Bob and Janeen Burrel were early grassroots pioneers of community television in Stoughton, Wisconsin, where their work helped create what became WSTO TV, one of the country’s earliest community access channels. Their story belongs to the moment before public access had settled into familiar language, funding structures, and station models. In Stoughton, the idea began close to the ground: local people, local wiring, local programs, and a belief that a community could have its own television voice before the systems around it had fully caught up.
Accounts of WSTO’s early history describe Bob and Janeen helping establish the station before Stoughton even had cable television, running cables through the city and broadcasting into local homes. When cable providers later came to Stoughton, Viking Media Corp. and the City of Stoughton negotiated a franchise agreement that allowed the community station to continue, eventually becoming WSTO TV. That early mix of volunteer energy, technical improvisation, city partnership, and public purpose captures the oldest spirit of community media: people making a channel because their town had stories, meetings, music, school events, and civic life worth seeing.

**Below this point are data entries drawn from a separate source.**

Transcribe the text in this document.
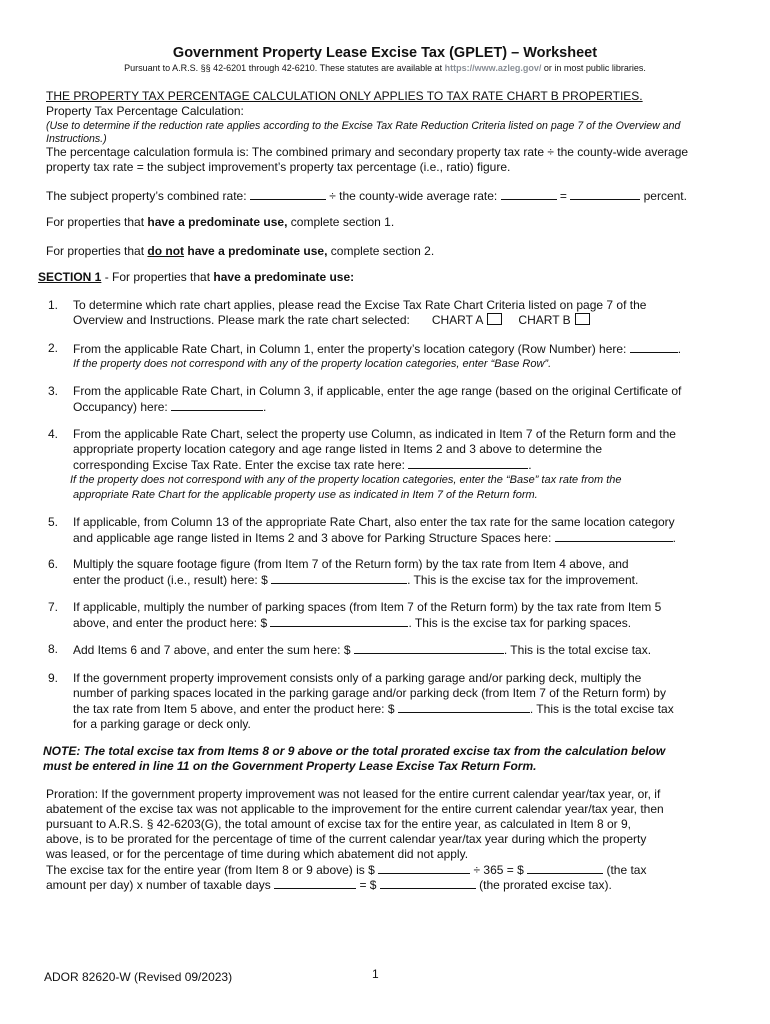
Government Property Lease Excise Tax (GPLET) – Worksheet
Pursuant to A.R.S. §§ 42-6201 through 42-6210. These statutes are available at https://www.azleg.gov/ or in most public libraries.
THE PROPERTY TAX PERCENTAGE CALCULATION ONLY APPLIES TO TAX RATE CHART B PROPERTIES.
Property Tax Percentage Calculation:
(Use to determine if the reduction rate applies according to the Excise Tax Rate Reduction Criteria listed on page 7 of the Overview and Instructions.)
The percentage calculation formula is: The combined primary and secondary property tax rate ÷ the county-wide average
property tax rate = the subject improvement’s property tax percentage (i.e., ratio) figure.
The subject property’s combined rate:	÷ the county-wide average rate:	=	percent.
For properties that have a predominate use, complete section 1.
For properties that do not have a predominate use, complete section 2.
SECTION 1 - For properties that have a predominate use:
1.	To determine which rate chart applies, please read the Excise Tax Rate Chart Criteria listed on page 7 of the
Overview and Instructions. Please mark the rate chart selected: CHART A	CHART B
2.	From the applicable Rate Chart, in Column 1, enter the property’s location category (Row Number) here:	.
If the property does not correspond with any of the property location categories, enter “Base Row”.
3.	From the applicable Rate Chart, in Column 3, if applicable, enter the age range (based on the original Certificate of
Occupancy) here:	.
4.	From the applicable Rate Chart, select the property use Column, as indicated in Item 7 of the Return form and the
appropriate property location category and age range listed in Items 2 and 3 above to determine the
corresponding Excise Tax Rate. Enter the excise tax rate here:	.
If the property does not correspond with any of the property location categories, enter the “Base” tax rate from the
appropriate Rate Chart for the applicable property use as indicated in Item 7 of the Return form.
5.	If applicable, from Column 13 of the appropriate Rate Chart, also enter the tax rate for the same location category
and applicable age range listed in Items 2 and 3 above for Parking Structure Spaces here:	.
6.	Multiply the square footage figure (from Item 7 of the Return form) by the tax rate from Item 4 above, and
enter the product (i.e., result) here: $	. This is the excise tax for the improvement.
7.	If applicable, multiply the number of parking spaces (from Item 7 of the Return form) by the tax rate from Item 5
above, and enter the product here: $	. This is the excise tax for parking spaces.
8.	Add Items 6 and 7 above, and enter the sum here: $	. This is the total excise tax.
9.	If the government property improvement consists only of a parking garage and/or parking deck, multiply the
number of parking spaces located in the parking garage and/or parking deck (from Item 7 of the Return form) by
the tax rate from Item 5 above, and enter the product here: $	. This is the total excise tax
for a parking garage or deck only.
NOTE: The total excise tax from Items 8 or 9 above or the total prorated excise tax from the calculation below
must be entered in line 11 on the Government Property Lease Excise Tax Return Form.
Proration: If the government property improvement was not leased for the entire current calendar year/tax year, or, if
abatement of the excise tax was not applicable to the improvement for the entire current calendar year/tax year, then
pursuant to A.R.S. § 42-6203(G), the total amount of excise tax for the entire year, as calculated in Item 8 or 9,
above, is to be prorated for the percentage of time of the current calendar year/tax year during which the property
was leased, or for the percentage of time during which abatement did not apply.
The excise tax for the entire year (from Item 8 or 9 above) is $	÷ 365 = $	(the tax
amount per day) x number of taxable days	= $	(the prorated excise tax).
ADOR 82620-W (Revised 09/2023)	1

The Burrels’ legacy is not only that they helped start an unusually early local station. It is that they showed what community media could look like before the field had a mature playbook. WSTO’s continued existence gives their work a rare kind of continuity: an early experiment that became a lasting public resource. In the larger history of public access, Bob and Janeen represent the local builders who proved that community television did not have to wait for permission from big systems. A community could begin by deciding it had something to say.